As inflation surges, the White House has rightly shifted its focus to the importance of lowering prices and reducing deficits, while asking the rich to “pay their fair share” toward the solution. Broad student debt cancellation would undermine each of these goals.
While there are certainly many Americans struggling with student debt, broad cancellation would disproportionately benefit high-income households while worsening inflation, boosting deficits, and lifting future tuitions to make college even less affordable.
Over the last two-and-a-half years, most borrowers have benefited from an interest-free repayment pause. The pause made some sense at first as an emergency response to the COVID-19 pandemic. Now, with the unemployment rate among college graduates at just 2 percent, it’s mostly a handout for doctors and lawyers.
My team at the Committee for a Responsible Federal Budget has estimated that, due to the repayment pause and higher inflation, a typical new doctor will have effectively received $60,000 of debt forgiveness through August (it was $50,000 through May), and a new lawyer will have effectively received $37,000. Furthermore, the pause alone has cost the federal government $120 billion since it began — about twice the cost of the Pell Grant program over the same period.
Explicitly canceling student debt would only add to these costs. Canceling $10,000 of student debt for each borrower would cost the federal government about $250 billion — perhaps $240 billion with means-testing — and canceling $50,000 could cost $950 billion.

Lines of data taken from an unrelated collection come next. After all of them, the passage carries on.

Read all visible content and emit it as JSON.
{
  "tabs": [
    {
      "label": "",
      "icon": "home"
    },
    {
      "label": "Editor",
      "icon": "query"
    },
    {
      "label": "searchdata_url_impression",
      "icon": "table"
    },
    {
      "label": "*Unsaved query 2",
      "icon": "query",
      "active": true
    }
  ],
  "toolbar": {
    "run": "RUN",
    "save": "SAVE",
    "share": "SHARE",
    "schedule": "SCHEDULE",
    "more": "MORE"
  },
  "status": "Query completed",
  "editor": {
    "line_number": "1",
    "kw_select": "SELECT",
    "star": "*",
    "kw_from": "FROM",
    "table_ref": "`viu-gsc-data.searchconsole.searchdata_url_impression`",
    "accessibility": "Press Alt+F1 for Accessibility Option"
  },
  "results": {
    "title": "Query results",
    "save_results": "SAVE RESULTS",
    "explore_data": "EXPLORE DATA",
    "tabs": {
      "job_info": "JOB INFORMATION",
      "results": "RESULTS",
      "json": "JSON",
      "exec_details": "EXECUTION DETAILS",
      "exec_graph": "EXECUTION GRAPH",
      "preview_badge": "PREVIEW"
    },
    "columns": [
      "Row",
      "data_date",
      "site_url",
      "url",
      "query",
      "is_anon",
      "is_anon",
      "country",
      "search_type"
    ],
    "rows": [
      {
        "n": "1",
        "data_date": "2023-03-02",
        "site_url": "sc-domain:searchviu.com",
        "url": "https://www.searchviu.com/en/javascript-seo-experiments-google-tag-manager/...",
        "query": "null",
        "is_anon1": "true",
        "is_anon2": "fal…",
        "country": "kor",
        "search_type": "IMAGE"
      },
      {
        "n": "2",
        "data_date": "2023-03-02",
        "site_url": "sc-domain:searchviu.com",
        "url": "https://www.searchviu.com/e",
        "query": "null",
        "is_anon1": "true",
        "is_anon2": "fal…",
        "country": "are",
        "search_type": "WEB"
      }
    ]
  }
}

While many Americans would receive some benefit from this cancellation, it would mostly provide a windfall for those at the top of the income spectrum. Roughly 30 percent of the benefit would go to those in the top income quintile, while only 5 percent would go to those at the bottom. Again, means-testing for very high earners only changes the story modestly. Most Americans did not go to college, and most who did have higher wages compared to those who did not. What’s more, over half of student debt is held by graduate students, with the largest balances held by those with medical degrees.
So yes, canceling student debt would provide some financial relief to current borrowers, mostly in the upper-middle class. But this benefit will be at the cost of higher prices for everyone, higher interest rates on loans, higher tuition costs for future students, and a higher national debt left to future generations to address.
There are much better ways to support college affordability without making things worse for the 87 percent of Americans who don’t hold any student debt.